New In-Situ Technology for Marine Diesel Engine Crankshaft Renovation and its 3D Surface Texture Model

Abstract

Repairing marine diesel engine crankshafts is a significant part of overall engine repairs and thus is very important for the ship building and ship repair industry. When a ship’s diesel engine is repaired, crankshaft journal surfaces must be renewed according to very precise geometrical and surface roughness requirements. Although current technologies are sufficient to meet these requirements, they are very time consuming and consequently expensive. A comprehensive research into the surface machining of marine diesel engine crankshaft journals allowed to improve technological processes and to identify respective surface roughness parameters, as well as to provide appropriate technological recommendations. It is important to note that crankshaft journal surfaces must be seen as 3D objects, whose micro-topographical surface roughness parameters have to be defined so that they reflect the actual surface. To summarize all available scientific research in this field, we can state that there has been no analysis into the impact of technological regimes on the surface micro-topography of marine engine crankshaft journals.
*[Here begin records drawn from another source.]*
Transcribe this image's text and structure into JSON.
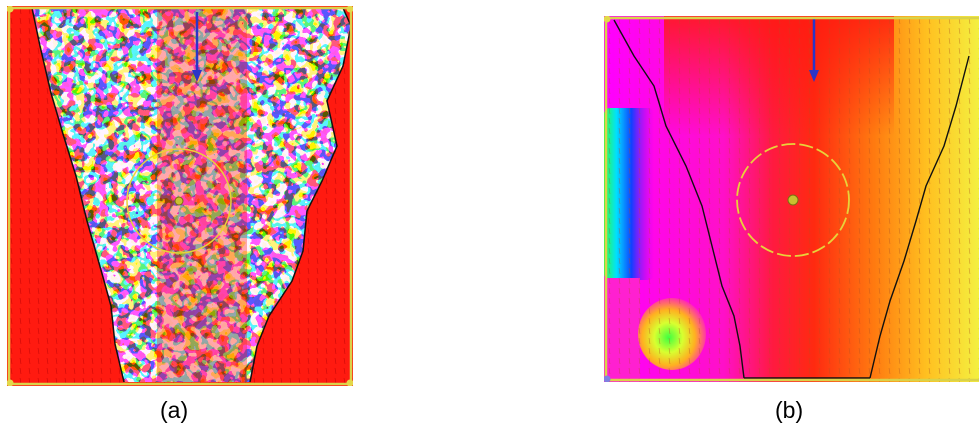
{
  "captions": {
    "a": "(a)",
    "b": "(b)"
  },
  "colors": {
    "red": "#ff1a10",
    "frame_yellow": "#d9d24a",
    "boundary_black": "#111111",
    "arrow_blue": "#2b35c8",
    "circle_yellow": "#e8d23a"
  }
}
Bearing in mind the aforementioned arguments a study has been launched to develop a novel grinding technology, enabling diesel engine crankshafts with medium-sized crankpin journals to be repaired directly inside the engine housing. This paper covers the following issues: 1) Description of the novel technological equipment for crankshaft journal grinding; 2) 3D roughness model of the crankshaft journal surface; 3) calculation of 3D parameters based on practical metrological and technological characteristics. This technology saves significant financial resources as well as reduces engine repair time. By solving problems related to surface accuracy, it is possible to considerably improve the crankshaft machining process, along with the performance of maintenance operations and consequently the overall quality of repair work. In this paper, the crankshaft journal surfaces will be defined using 3D surface roughness parameters.